Finish line contract: The conceptual frame for a goal — specifying what should be true, how success is verified, and what constraints must hold throughout execution.
Verification surface: The inspectable artifact, test output, citation, or log that the model uses to determine whether the goal has been achieved.
Block-stop condition: The explicit instruction telling the model when to halt because no further productive path exists, rather than looping indefinitely.
Monothread / durable thread pattern: Using a single conversation thread as the persistent unit of context for a long-running task, relying on compaction rather than shared project memory.
Ralph Wiggum loop: An early user-constructed workaround (pre-/goal) that kept an agent working on a problem without requiring continuous human steering.
Codex Maxing: A set of interaction techniques (Jason Liu) for getting maximum output from Codex, including voice input, side-panel inspection, steering, and heartbeats.
Iteration policy: The model’s decision rule for what to attempt next after each step within a goal loop.
User-provided rubric: A success criterion defined by the user rather than drawn from an external standard — especially common in knowledge-work /goal applications.
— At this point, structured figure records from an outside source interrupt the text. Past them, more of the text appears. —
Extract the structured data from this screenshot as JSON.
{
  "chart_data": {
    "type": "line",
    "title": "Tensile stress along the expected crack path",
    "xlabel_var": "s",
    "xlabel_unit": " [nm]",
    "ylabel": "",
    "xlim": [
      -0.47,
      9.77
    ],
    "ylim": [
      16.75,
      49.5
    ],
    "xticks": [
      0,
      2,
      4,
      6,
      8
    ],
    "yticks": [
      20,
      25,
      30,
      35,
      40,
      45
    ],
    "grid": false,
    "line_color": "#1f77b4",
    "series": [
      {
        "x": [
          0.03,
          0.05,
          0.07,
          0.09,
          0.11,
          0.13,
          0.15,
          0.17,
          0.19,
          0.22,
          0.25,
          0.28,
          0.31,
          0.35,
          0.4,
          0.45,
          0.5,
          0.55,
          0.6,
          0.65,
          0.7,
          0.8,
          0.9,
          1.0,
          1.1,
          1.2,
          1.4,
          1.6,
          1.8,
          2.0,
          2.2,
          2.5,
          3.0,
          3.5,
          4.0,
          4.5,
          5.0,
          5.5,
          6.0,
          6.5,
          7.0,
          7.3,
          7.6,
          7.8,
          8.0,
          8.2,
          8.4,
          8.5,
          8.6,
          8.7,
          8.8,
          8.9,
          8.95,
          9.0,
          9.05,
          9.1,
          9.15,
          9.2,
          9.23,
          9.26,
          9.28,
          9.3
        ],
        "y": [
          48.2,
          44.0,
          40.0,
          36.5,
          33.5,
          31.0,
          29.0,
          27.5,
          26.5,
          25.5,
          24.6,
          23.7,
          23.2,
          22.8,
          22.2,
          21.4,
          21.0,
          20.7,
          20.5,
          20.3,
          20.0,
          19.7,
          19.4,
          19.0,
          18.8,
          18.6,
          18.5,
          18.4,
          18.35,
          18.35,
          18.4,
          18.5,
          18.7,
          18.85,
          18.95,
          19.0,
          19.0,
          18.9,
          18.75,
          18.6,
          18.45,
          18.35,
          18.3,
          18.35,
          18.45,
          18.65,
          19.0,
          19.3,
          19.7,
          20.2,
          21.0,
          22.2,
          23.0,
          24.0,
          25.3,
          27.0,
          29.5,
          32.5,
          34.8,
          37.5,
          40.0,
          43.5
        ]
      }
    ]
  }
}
Autonomy ladder (Swix): The progression from /skill (preset prompts) to /plan (human-refined inputs) to /goal (AI-evaluated outputs), representing increasing levels of model autonomy.

Summary

The /goal primitive in Codex and Claude Code represents a structural shift in how users can direct AI agents — away from the turn-by-turn prompt-response cycle and toward a continuous, self-evaluating loop anchored to a user-defined finish line. Rather than telling the AI what to do step by step, the user defines an outcome, a verification surface, constraints, and a stop condition, then allows the model to iterate autonomously until the evidence says the work is done. What makes a goal effective is the clarity and inspectability of its success criteria: the model must be able to self-judge completion against something concrete, whether that is a passing test, a citation table, or a user-supplied rubric. While the primitive originated in software engineering contexts, the speaker argues it extends naturally to knowledge work — particularly tasks that are audit-like in character, such as claim verification, market landscapes, literature reviews, and vendor evaluations — wherever the valuable output is a structured ledger of evidence rather than a single answer. At the same time, /goal is not universally appropriate; standard prompting and the richer interaction patterns of Codex Maxing remain valuable for tasks that are too small, too straightforward, or too difficult to define with clean finish-line evidence.